Для высказывания и понимания простейшей речи — высказывания элементарного желания или указания, обращающего внимание на что-либо, — не требуется большого воображения или памяти: значение произносимых в дополнение к жестам слов, как мы только что сказали, в большинстве случаев просто видится. Во всяком случае, не воображение и память здесь на первом плане.
Иначе обстоит дело с рассказом. В истории человечества рассказ встречается чрезвычайно рано: по крайней мере, мы встречаем его даже у самых отсталых племен. Больше того, общеизвестна исключительно большая любовь их к рассказам. Но, несомненно, в рассказе память и воображение играют большую роль.

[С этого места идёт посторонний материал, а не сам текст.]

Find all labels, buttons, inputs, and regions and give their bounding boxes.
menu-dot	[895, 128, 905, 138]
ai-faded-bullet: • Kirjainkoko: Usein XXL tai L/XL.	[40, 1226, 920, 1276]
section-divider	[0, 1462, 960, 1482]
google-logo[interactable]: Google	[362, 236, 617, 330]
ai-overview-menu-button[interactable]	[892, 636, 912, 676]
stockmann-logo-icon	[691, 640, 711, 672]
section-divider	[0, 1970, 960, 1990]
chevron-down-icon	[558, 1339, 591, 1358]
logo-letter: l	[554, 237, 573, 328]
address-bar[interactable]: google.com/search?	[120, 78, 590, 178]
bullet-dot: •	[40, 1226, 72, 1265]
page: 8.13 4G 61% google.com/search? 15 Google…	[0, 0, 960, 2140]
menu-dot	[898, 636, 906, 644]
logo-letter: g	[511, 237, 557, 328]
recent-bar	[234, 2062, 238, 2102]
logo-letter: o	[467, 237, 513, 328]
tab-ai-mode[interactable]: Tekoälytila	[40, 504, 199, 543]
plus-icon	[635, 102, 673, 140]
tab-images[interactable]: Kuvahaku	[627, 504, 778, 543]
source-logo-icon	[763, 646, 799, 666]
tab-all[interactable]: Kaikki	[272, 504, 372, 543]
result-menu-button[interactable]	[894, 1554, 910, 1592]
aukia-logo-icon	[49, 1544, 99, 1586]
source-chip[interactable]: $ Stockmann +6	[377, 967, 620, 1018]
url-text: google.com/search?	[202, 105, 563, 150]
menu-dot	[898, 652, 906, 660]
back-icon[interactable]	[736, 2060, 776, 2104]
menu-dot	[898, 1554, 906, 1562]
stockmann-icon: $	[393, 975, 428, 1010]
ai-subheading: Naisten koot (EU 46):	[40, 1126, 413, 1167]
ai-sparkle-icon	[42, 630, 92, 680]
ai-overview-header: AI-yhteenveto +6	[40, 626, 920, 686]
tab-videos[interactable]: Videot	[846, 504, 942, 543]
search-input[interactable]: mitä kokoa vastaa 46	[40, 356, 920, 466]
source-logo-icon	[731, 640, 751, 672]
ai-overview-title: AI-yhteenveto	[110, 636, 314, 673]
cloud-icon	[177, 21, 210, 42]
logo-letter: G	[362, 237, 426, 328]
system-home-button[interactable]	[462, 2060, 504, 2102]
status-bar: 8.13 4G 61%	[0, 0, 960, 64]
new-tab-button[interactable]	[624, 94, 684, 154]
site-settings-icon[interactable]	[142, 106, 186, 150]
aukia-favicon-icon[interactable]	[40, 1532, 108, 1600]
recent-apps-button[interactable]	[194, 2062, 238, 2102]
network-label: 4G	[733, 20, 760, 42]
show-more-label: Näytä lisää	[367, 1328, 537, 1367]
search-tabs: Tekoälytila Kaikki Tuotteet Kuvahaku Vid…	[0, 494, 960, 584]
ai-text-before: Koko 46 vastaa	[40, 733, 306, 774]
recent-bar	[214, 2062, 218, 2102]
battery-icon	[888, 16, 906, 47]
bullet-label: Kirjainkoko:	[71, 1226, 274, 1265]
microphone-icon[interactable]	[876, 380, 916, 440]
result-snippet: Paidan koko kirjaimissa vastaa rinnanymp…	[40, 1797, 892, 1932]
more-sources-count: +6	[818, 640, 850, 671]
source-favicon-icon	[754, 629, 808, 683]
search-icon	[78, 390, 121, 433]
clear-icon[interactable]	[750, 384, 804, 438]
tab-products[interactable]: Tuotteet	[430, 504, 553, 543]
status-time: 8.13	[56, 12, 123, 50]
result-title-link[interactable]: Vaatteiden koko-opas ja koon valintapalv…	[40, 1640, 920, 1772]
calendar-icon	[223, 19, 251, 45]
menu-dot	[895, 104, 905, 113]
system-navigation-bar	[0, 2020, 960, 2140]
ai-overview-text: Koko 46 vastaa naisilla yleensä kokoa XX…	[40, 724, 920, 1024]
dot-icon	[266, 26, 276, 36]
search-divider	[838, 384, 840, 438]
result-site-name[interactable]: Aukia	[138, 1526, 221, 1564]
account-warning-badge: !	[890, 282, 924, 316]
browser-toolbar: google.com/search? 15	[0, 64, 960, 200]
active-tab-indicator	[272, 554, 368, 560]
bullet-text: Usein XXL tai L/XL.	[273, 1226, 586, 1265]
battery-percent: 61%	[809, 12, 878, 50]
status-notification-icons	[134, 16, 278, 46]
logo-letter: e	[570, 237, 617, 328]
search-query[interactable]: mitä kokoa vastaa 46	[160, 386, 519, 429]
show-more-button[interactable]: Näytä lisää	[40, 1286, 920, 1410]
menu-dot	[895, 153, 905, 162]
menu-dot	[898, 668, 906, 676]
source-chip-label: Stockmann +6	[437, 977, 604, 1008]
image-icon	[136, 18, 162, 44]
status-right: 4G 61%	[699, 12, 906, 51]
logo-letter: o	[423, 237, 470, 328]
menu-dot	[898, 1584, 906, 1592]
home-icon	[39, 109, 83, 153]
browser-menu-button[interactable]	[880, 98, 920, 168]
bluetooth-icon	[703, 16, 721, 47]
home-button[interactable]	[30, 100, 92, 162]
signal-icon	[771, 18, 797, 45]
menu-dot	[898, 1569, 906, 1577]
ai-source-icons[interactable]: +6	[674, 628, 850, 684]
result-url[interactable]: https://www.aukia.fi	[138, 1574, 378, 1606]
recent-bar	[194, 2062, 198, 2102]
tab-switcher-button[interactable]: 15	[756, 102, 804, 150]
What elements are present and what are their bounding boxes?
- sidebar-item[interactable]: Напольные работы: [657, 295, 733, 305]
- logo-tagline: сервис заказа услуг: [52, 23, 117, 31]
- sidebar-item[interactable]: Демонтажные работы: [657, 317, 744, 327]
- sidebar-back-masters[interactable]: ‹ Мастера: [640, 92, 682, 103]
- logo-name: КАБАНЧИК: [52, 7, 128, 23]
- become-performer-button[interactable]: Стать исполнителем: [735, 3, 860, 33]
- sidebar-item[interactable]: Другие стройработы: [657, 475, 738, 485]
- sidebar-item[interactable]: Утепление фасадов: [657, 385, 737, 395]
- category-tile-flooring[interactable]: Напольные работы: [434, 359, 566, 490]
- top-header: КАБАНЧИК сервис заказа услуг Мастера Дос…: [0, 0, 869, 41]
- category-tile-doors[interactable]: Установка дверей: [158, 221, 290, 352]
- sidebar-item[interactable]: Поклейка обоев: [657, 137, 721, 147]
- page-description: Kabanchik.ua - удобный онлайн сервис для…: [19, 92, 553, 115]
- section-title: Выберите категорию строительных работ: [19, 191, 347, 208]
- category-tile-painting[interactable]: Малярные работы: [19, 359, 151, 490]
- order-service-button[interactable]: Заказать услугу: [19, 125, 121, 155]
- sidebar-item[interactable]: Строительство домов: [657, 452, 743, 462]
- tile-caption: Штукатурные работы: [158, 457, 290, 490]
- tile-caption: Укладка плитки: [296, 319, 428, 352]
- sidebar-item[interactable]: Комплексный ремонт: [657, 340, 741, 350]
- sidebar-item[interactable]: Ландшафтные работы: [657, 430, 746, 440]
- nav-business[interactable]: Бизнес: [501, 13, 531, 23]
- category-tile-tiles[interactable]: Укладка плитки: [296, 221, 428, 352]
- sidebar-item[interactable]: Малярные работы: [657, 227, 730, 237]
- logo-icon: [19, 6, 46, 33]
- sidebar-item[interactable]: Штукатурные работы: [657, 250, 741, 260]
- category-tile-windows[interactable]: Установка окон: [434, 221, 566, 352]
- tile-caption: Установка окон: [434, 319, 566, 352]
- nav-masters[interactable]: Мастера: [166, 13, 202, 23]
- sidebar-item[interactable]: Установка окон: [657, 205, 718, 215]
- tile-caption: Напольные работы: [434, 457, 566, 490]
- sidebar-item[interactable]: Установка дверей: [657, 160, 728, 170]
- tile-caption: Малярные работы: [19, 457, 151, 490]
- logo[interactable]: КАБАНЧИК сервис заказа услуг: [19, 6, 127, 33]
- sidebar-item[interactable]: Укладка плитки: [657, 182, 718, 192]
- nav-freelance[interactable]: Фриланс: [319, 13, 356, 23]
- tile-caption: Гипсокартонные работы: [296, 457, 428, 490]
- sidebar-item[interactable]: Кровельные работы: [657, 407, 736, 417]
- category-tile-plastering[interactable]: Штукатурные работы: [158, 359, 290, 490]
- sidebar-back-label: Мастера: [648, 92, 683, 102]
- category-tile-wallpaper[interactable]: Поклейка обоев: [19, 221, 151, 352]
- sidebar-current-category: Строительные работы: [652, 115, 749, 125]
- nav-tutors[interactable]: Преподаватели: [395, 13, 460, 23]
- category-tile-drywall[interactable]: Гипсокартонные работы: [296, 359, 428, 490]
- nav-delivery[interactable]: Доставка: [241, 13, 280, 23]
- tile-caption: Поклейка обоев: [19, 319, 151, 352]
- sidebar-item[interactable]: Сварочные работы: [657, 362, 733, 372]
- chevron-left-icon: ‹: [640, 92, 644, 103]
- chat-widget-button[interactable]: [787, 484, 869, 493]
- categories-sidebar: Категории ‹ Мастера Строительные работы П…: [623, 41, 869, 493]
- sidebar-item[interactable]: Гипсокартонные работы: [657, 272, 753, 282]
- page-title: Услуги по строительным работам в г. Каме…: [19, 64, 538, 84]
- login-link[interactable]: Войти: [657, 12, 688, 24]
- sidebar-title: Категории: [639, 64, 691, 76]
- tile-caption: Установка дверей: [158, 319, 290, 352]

При рассказе нет налицо того, о чем рассказывают: его не видят, его надо представлять. Здесь уже выступают на первый план воображение и память. Но понять, как они выступают здесь, возможно, если мы выясним сначала, что представлял собой раньше рассказ. Для этого необходимо обратиться к нефлектирующим языкам, так как именно в этих языках яснее выступает психология тех, кто создавал наиболее ранние формы языка. Конечно, было бы проявлением буржуазно-империалистической идеологии считать, что современный человек, пользуясь так называемым агглютинирующим или корневым языком, обязательно должен примитивно думать. Современный немец, говоря фразу: «Этот человек имеет один дом постоянный», думает, конечно, просто: «Человек построил дом», но перфектум и артикли в его фразе — свидетельство того, как думали те его предки, которые создавали перфектум и артикли. Точно так же формы и других языков выражают психологию тех предков, которые создавали эти формы.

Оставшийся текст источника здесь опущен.